I've been thinking i'm approaching this the wrong way. I think that trees are great for emulating the process of making decisions based on a current known group of data, but don't we know more? Or rather can't we do better? We actually have the answers so isn’t there a way we can tease out the exact splits we want or get the precise score we want? I think there might be.

I've been looking at build a tree from the bottom up. I'm still thinking about the details but the short version is you start out with all the terminal nodes. You then take them in pairs of 2 and construct the tree. Any odd node sits out and gets put in next go. The "take them in pairs of 2" is the part i of been really thinking hard about. Conventionally going down a tree your splits are done through some system of finding features that cut the data in to pieces you are happy with. I'm going to be doing the same thing but in reverse. I want the 2 data pieces paired together to be as close to each other as possible from a Euclidian distance perspective at least with regards to whatever features I use. But (and this is one of the things I debate on) I also want the scores to be far apart.

When you think about what I’m trying to accomplish putting two items with really far apart scores makes sense. You want to figure out shared qualities in otherwise disjointed items. Similar items could be joined as well if we approach it that way the idea is you are building a tree that hones the answer really quickly and exactly. This however wouldn’t do a good job of producing scores we can further boost... we wouldn’t be finding a gradient. Instead we would be finding 1 point and after 1 or 2 iterations we'd be done.

By taking extreme values the separation would ideally be the difference from the maximum value and the minimum value. If we did that though it would only work for 2 of our data points. The rest would have to be closer each other (unless they all shared those 2 extremes) I think it would be best to match items in the center of the distribution with items on the far extreme. Giving all pairs a similar distance of (max-min)/2 and likely a value that actually is 1/2 the max or the min since it would average to the middle.

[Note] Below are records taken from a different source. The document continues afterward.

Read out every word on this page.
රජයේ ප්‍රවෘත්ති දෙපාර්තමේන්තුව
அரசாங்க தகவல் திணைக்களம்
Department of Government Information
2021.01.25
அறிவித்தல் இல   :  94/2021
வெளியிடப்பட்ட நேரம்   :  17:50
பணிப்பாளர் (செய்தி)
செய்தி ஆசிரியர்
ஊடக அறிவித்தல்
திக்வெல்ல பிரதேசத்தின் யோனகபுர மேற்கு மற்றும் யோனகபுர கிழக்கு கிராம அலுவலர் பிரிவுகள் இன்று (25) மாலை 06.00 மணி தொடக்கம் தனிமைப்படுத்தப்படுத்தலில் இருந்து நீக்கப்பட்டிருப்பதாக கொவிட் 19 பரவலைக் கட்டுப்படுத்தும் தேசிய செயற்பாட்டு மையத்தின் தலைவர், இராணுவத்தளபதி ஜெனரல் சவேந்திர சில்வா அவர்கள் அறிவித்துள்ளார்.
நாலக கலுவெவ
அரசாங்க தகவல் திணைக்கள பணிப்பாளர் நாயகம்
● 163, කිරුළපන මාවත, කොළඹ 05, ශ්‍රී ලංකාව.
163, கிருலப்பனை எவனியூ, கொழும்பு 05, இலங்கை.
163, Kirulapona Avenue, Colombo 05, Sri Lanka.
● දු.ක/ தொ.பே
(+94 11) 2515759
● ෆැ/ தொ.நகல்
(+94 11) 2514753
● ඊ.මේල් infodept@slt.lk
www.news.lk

In this way we merge up items till we get to a fixed depth from the top (top being a root node). we could keep merging till then and try to climb back down the tree, i might try that at some point but since the splitters you would make won’t work well, i think the better way is to then introduce the test data at the closest terminal node (much like how nodes were merged together) and follow it up the tree till you get to a stopping spot. The average answer there is score you return.

Again I still haven’t implemented it, I’ve been stewing on it. The final piece of the puzzle is exactly how I want to do feature selection for the merging. There has to be some system for maximizing score and minimizing distance so it isn’t all ad-hoc.